Why analyze types of power and authority and explore political processes in the United States and abroad?

Photo of a crowded Tahrir Square in Cairo, Egypt where many people in the crowd are waving Egyptian flags in the air

Figure 1. In 2011, thousands of Egyptian citizens demonstrated in the streets and protested political repression by Egyptian President Hosni Mubarak (Photo courtesy of Jonathan Rashad/flickr)

Hosni Mubarak had been the President of Egypt for nearly thirty years when massive public uprisings caused him to step down in 2011. Gaining the presidency in 1981 after President Anwar Sadat was assassinated, Mubarak had maintained his regime through a series of “monopoly” elections in which he was the only candidate. Popular unrest first drew significant notice in 2004, and by early 2011, thousands of Egyptians had begun protesting political oppression through demonstrations in the streets of several Egyptian cities, including the capital city of Cairo. There was sporadic violence between demonstrators and the military, but eventually Mubarak resigned and left the country. Within a year, a free, multi-candidate election was held in Egypt.

The “Arab Spring” refers to a series of uprisings in various countries throughout the Middle East, including Algeria, Bahrain, Egypt, Iran, Jordan, Kuwait, Libya, Morocco, Oman, Syria, Tunisia, Qatar, and Yemen. The extent of protest has varied widely among these countries, as have the outcomes, but all were based on popular uprisings of the people, who were dissatisfied with their respective government leaders but were unable to create change by less extreme methods. In countries such as Tunisia and Egypt, revolution did involve some violence, but relatively less than in other Middle Eastern countries. In Libya, the repressive regime of Muammar Gaddafi was brought to an end after forty-two years. The number of causalities reported differs depending on the source; the exact number is still unknown, but it is estimated to be in the thousands. Eight years after the initial uprising, Syria is still entrenched in an ongoing Civil War between the Syrian government, led by President Bashar al-Assad, and Syrian Opposition Forces, the Islamic State of Iraq and the Levant (ISIL), and various other factions. Over half a million lives have been lost due to the Syrian conflict, and more than 50,000 civilians have been killed in Syria since 2015.[1]

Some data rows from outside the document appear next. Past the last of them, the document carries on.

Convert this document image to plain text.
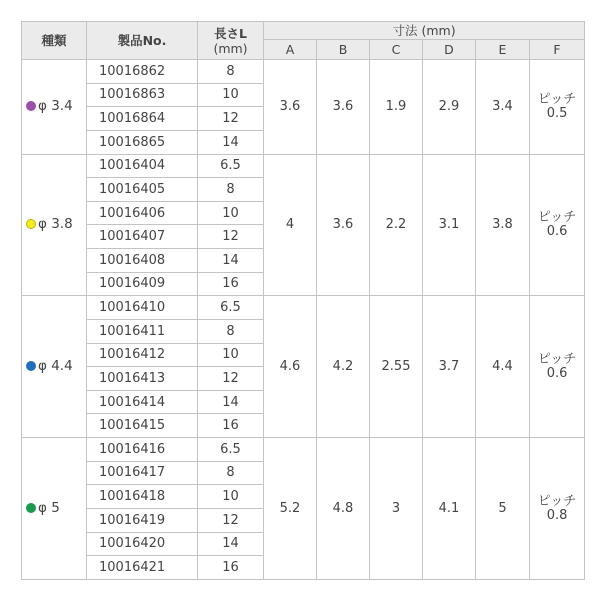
種類	製品No.	長さL
(mm)	寸法 (mm)					
			A	B	C	D	E	F
φ 3.4	10016862	8	3.6	3.6	1.9	2.9	3.4	ピッチ
0.5

	10016863	10						
	10016864	12						
	10016865	14						
φ 3.8	10016404	6.5	4	3.6	2.2	3.1	3.8	ピッチ
0.6

	10016405	8						
	10016406	10						
	10016407	12						
	10016408	14						
	10016409	16						
φ 4.4	10016410	6.5	4.6	4.2	2.55	3.7	4.4	ピッチ
0.6

	10016411	8						
	10016412	10						
	10016413	12						
	10016414	14						
	10016415	16						
φ 5	10016416	6.5	5.2	4.8	3	4.1	5	ピッチ
0.8

	10016417	8						
	10016418	10						
	10016419	12						
	10016420	14						
	10016421	16						
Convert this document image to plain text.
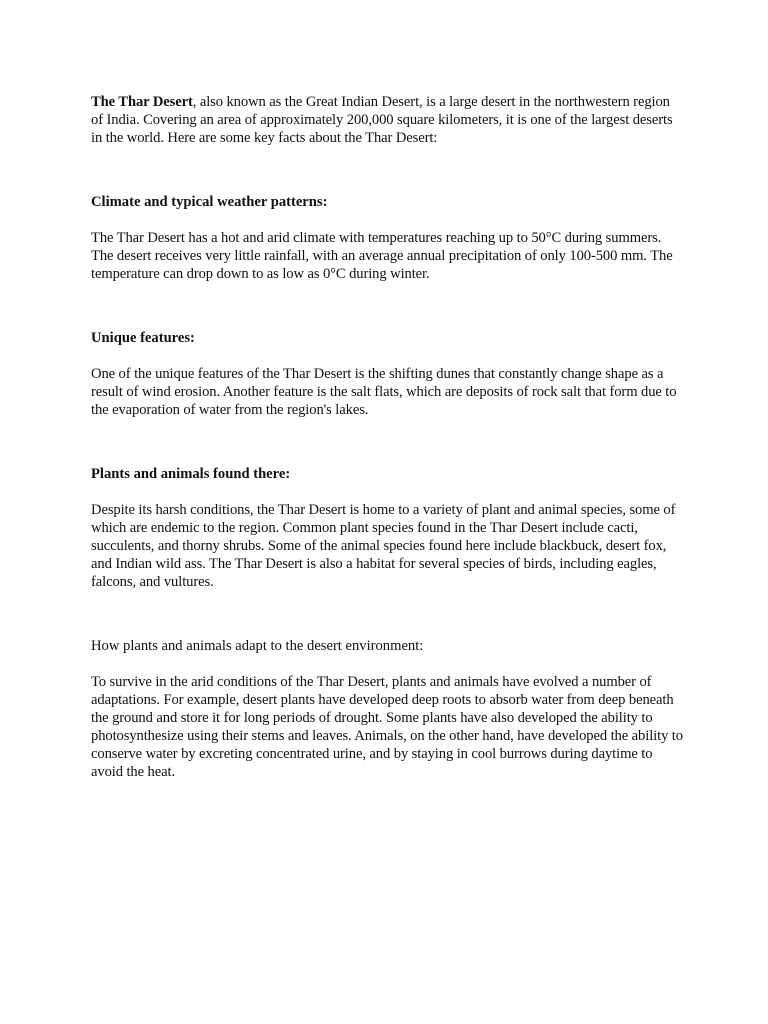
The Thar Desert, also known as the Great Indian Desert, is a large desert in the northwestern region of India. Covering an area of approximately 200,000 square kilometers, it is one of the largest deserts in the world. Here are some key facts about the Thar Desert:

Climate and typical weather patterns:

The Thar Desert has a hot and arid climate with temperatures reaching up to 50°C during summers. The desert receives very little rainfall, with an average annual precipitation of only 100-500 mm. The temperature can drop down to as low as 0°C during winter.

Unique features:

One of the unique features of the Thar Desert is the shifting dunes that constantly change shape as a result of wind erosion. Another feature is the salt flats, which are deposits of rock salt that form due to the evaporation of water from the region's lakes.

Plants and animals found there:

Despite its harsh conditions, the Thar Desert is home to a variety of plant and animal species, some of which are endemic to the region. Common plant species found in the Thar Desert include cacti, succulents, and thorny shrubs. Some of the animal species found here include blackbuck, desert fox, and Indian wild ass. The Thar Desert is also a habitat for several species of birds, including eagles, falcons, and vultures.

How plants and animals adapt to the desert environment:

To survive in the arid conditions of the Thar Desert, plants and animals have evolved a number of adaptations. For example, desert plants have developed deep roots to absorb water from deep beneath the ground and store it for long periods of drought. Some plants have also developed the ability to photosynthesize using their stems and leaves. Animals, on the other hand, have developed the ability to conserve water by excreting concentrated urine, and by staying in cool burrows during daytime to avoid the heat.
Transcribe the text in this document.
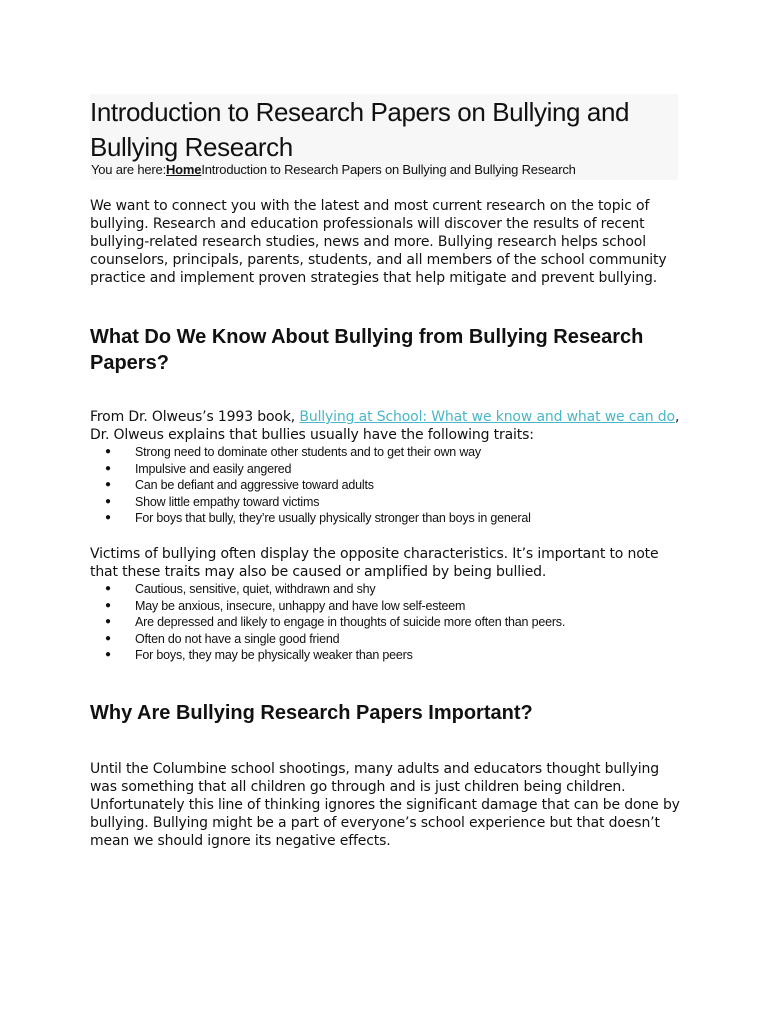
Introduction to Research Papers on Bullying and Bullying Research
You are here:HomeIntroduction to Research Papers on Bullying and Bullying Research

We want to connect you with the latest and most current research on the topic of bullying. Research and education professionals will discover the results of recent bullying-related research studies, news and more. Bullying research helps school counselors, principals, parents, students, and all members of the school community practice and implement proven strategies that help mitigate and prevent bullying.

What Do We Know About Bullying from Bullying Research Papers?

From Dr. Olweus’s 1993 book, Bullying at School: What we know and what we can do, Dr. Olweus explains that bullies usually have the following traits:

● Strong need to dominate other students and to get their own way
● Impulsive and easily angered
● Can be defiant and aggressive toward adults
● Show little empathy toward victims
● For boys that bully, they’re usually physically stronger than boys in general

Victims of bullying often display the opposite characteristics. It’s important to note that these traits may also be caused or amplified by being bullied.

● Cautious, sensitive, quiet, withdrawn and shy
● May be anxious, insecure, unhappy and have low self-esteem
● Are depressed and likely to engage in thoughts of suicide more often than peers.
● Often do not have a single good friend
● For boys, they may be physically weaker than peers
Why Are Bullying Research Papers Important?

Until the Columbine school shootings, many adults and educators thought bullying was something that all children go through and is just children being children. Unfortunately this line of thinking ignores the significant damage that can be done by bullying. Bullying might be a part of everyone’s school experience but that doesn’t mean we should ignore its negative effects.
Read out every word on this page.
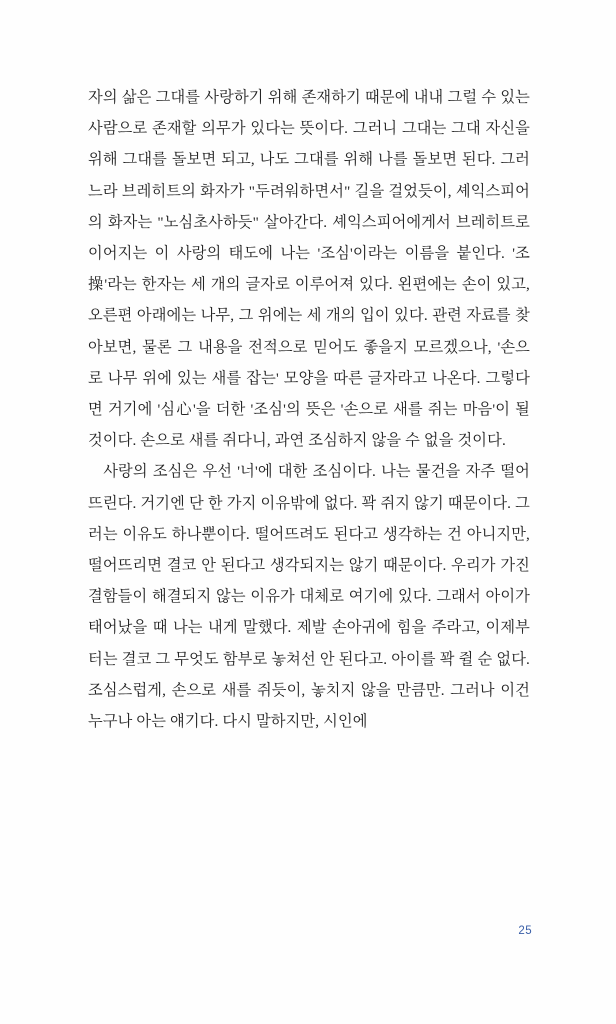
자의 삶은 그대를 사랑하기 위해 존재하기 때문에 내내 그럴 수 있는 사람으로 존재할 의무가 있다는 뜻이다. 그러니 그대는 그대 자신을 위해 그대를 돌보면 되고, 나도 그대를 위해 나를 돌보면 된다. 그러느라 브레히트의 화자가 "두려워하면서" 길을 걸었듯이, 셰익스피어의 화자는 "노심초사하듯" 살아간다. 셰익스피어에게서 브레히트로 이어지는 이 사랑의 태도에 나는 '조심'이라는 이름을 붙인다. '조操'라는 한자는 세 개의 글자로 이루어져 있다. 왼편에는 손이 있고, 오른편 아래에는 나무, 그 위에는 세 개의 입이 있다. 관련 자료를 찾아보면, 물론 그 내용을 전적으로 믿어도 좋을지 모르겠으나, '손으로 나무 위에 있는 새를 잡는' 모양을 따른 글자라고 나온다. 그렇다면 거기에 '심心'을 더한 '조심'의 뜻은 '손으로 새를 쥐는 마음'이 될 것이다. 손으로 새를 쥐다니, 과연 조심하지 않을 수 없을 것이다.

사랑의 조심은 우선 '너'에 대한 조심이다. 나는 물건을 자주 떨어뜨린다. 거기엔 단 한 가지 이유밖에 없다. 꽉 쥐지 않기 때문이다. 그러는 이유도 하나뿐이다. 떨어뜨려도 된다고 생각하는 건 아니지만, 떨어뜨리면 결코 안 된다고 생각되지는 않기 때문이다. 우리가 가진 결함들이 해결되지 않는 이유가 대체로 여기에 있다. 그래서 아이가 태어났을 때 나는 내게 말했다. 제발 손아귀에 힘을 주라고, 이제부터는 결코 그 무엇도 함부로 놓쳐선 안 된다고. 아이를 꽉 쥘 순 없다. 조심스럽게, 손으로 새를 쥐듯이, 놓치지 않을 만큼만. 그러나 이건 누구나 아는 얘기다. 다시 말하지만, 시인에

25
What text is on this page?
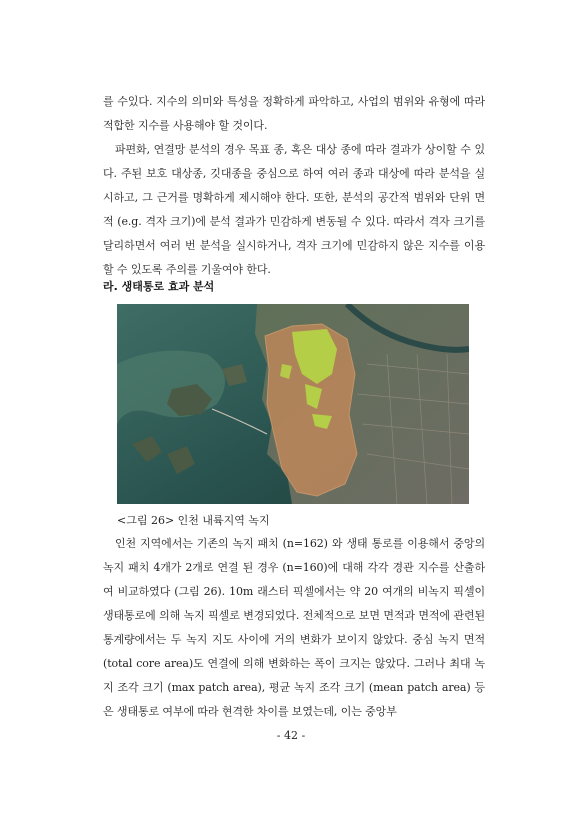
를 수있다. 지수의 의미와 특성을 정확하게 파악하고, 사업의 범위와 유형에 따라 적합한 지수를 사용해야 할 것이다.

파편화, 연결망 분석의 경우 목표 종, 혹은 대상 종에 따라 결과가 상이할 수 있다. 주된 보호 대상종, 깃대종을 중심으로 하여 여러 종과 대상에 따라 분석을 실시하고, 그 근거를 명확하게 제시해야 한다. 또한, 분석의 공간적 범위와 단위 면적 (e.g. 격자 크기)에 분석 결과가 민감하게 변동될 수 있다. 따라서 격자 크기를 달리하면서 여러 번 분석을 실시하거나, 격자 크기에 민감하지 않은 지수를 이용 할 수 있도록 주의를 기울여야 한다.

라. 생태통로 효과 분석
<그림 26> 인천 내륙지역 녹지

인천 지역에서는 기존의 녹지 패치 (n=162) 와 생태 통로를 이용해서 중앙의 녹지 패치 4개가 2개로 연결 된 경우 (n=160)에 대해 각각 경관 지수를 산출하여 비교하였다 (그림 26). 10m 래스터 픽셀에서는 약 20 여개의 비녹지 픽셀이 생태통로에 의해 녹지 픽셀로 변경되었다. 전체적으로 보면 면적과 면적에 관련된 통계량에서는 두 녹지 지도 사이에 거의 변화가 보이지 않았다. 중심 녹지 면적(total core area)도 연결에 의해 변화하는 폭이 크지는 않았다. 그러나 최대 녹지 조각 크기 (max patch area), 평균 녹지 조각 크기 (mean patch area) 등은 생태통로 여부에 따라 현격한 차이를 보였는데, 이는 중앙부

- 42 -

Why did these uprisings occur in such rapid succession in the same region of the world? In what ways did governments influence the society in these Middle Eastern nations? What is the difference between having power and having authority? In what ways does the government influence society, and vice versa?  These are the types of questions that sociologists ask in relation to government and politics. In this module, we’ll strive to understand the essentials about the basic forms of government and explore the political process in the United States and globally.